BIRMINGHAM, United Kingdom — Poor dental health may also lead to poor mental health, a new study reveals. Researchers from the University of Birmingham say developing gum disease and tooth issues can also increase a person’s risk of suffering from depression and anxiety over the next few years.
Along with mental health problems, study authors found that a history of gum disease can significantly raise a person’s chances of developing autoimmune diseases, heart disease, and even metabolic disorders like diabetes.
“Poor oral health is extremely common, both here in the UK and globally. When oral ill-health progresses, it can lead to a substantially reduced quality of life. However, until now, not much has been known about the association of poor oral health and many chronic diseases, particularly mental ill-health,” says co-first author Dr. Joht Singh Chandan in a university release.
Researchers examined the medical history of more than 64,000 people with a history of periodontal disease during the study. This includes gingivitis and periodontitis — a serious gum infection that leads to bleeding gums and can destroy the jawbone without immediate treatment. Overall, 60,995 participants had gingivitis and 3,384 had periodontitis.
The team compared these individuals to a quarter-million healthy patients with no record of gum disease, while also accounting for factors such as body mass index, smoking habits, and ethnicity.
Results show those with periodontal disease at the start of the study had a 37-percent higher risk of developing mental health problems over the next three years. Study authors note these issues include higher rates of depression, anxiety, and “serious mental illness.”
Dental health linked to physical disease as well
In addition to anxiety and depression, the study finds a 33-percent increase in the risk of developing autoimmune diseases like arthritis, type 1 diabetes, and psoriasis among people with dental problems.
Previous studies have found a link between high blood pressure and gum disease. Moreover, severe infections from periodontitis can create complications for the heart and lungs among people who fail to get treatment. With that in mind, the team discovered an 18-percent increase in the risk for cardiovascular disease among patients with gum disease. This puts them at higher risk for heart failure, stroke, and dementia. The odds of developing type 2 diabetes also increased by 26 percent.
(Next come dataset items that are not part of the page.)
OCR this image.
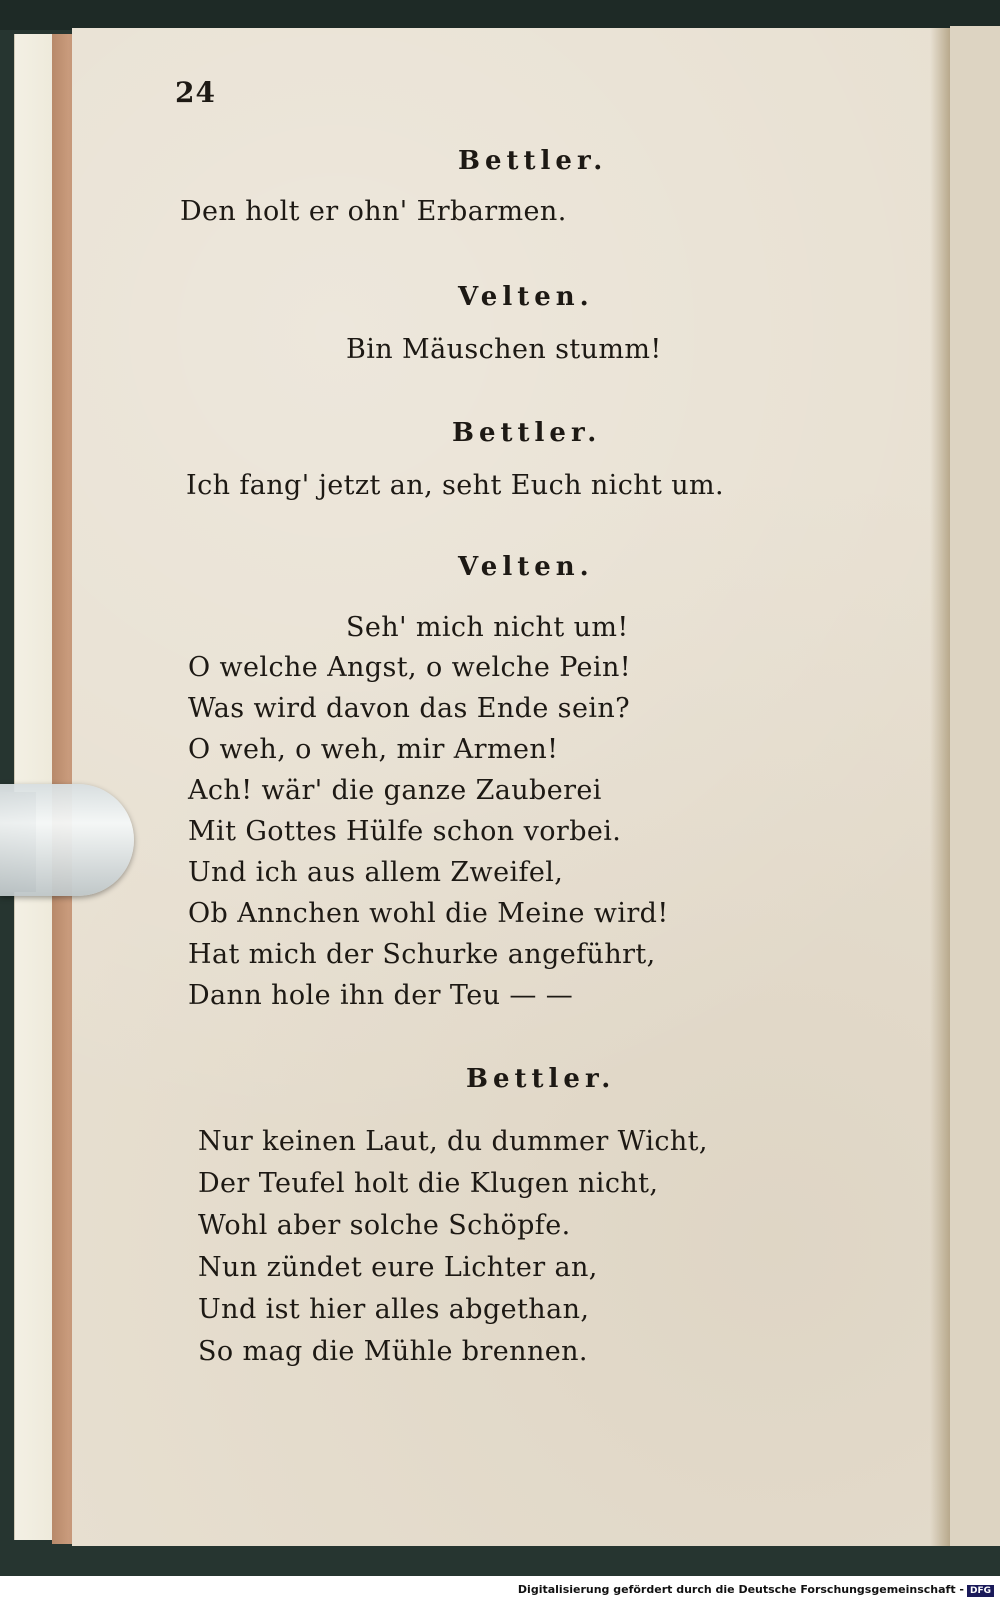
24
Bettler.
Den holt er ohn' Erbarmen.
Velten.
Bin Mäuschen stumm!
Bettler.
Ich fang' jetzt an, seht Euch nicht um.
Velten.
Seh' mich nicht um!
O welche Angst, o welche Pein!
Was wird davon das Ende sein?
O weh, o weh, mir Armen!
Ach! wär' die ganze Zauberei
Mit Gottes Hülfe schon vorbei.
Und ich aus allem Zweifel,
Ob Annchen wohl die Meine wird!
Hat mich der Schurke angeführt,
Dann hole ihn der Teu — —
Bettler.
Nur keinen Laut, du dummer Wicht,
Der Teufel holt die Klugen nicht,
Wohl aber solche Schöpfe.
Nun zündet eure Lichter an,
Und ist hier alles abgethan,
So mag die Mühle brennen.
Digitalisierung gefördert durch die Deutsche Forschungsgemeinschaft - DFG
“As periodontal diseases are very common, an increased risk of other chronic diseases may represent a substantial public health burden,” Dr. Chandan says.
“An important implication of our findings is the need for effective communication between dental and other healthcare professionals to ensure patients obtain an effective treatment plan targeting both oral and wider health to improve their existing overall health and reduce the risk of future illness,” adds co-senior author Professor Krish Nirantharakumar.
The findings are published in the journal BMJ Open.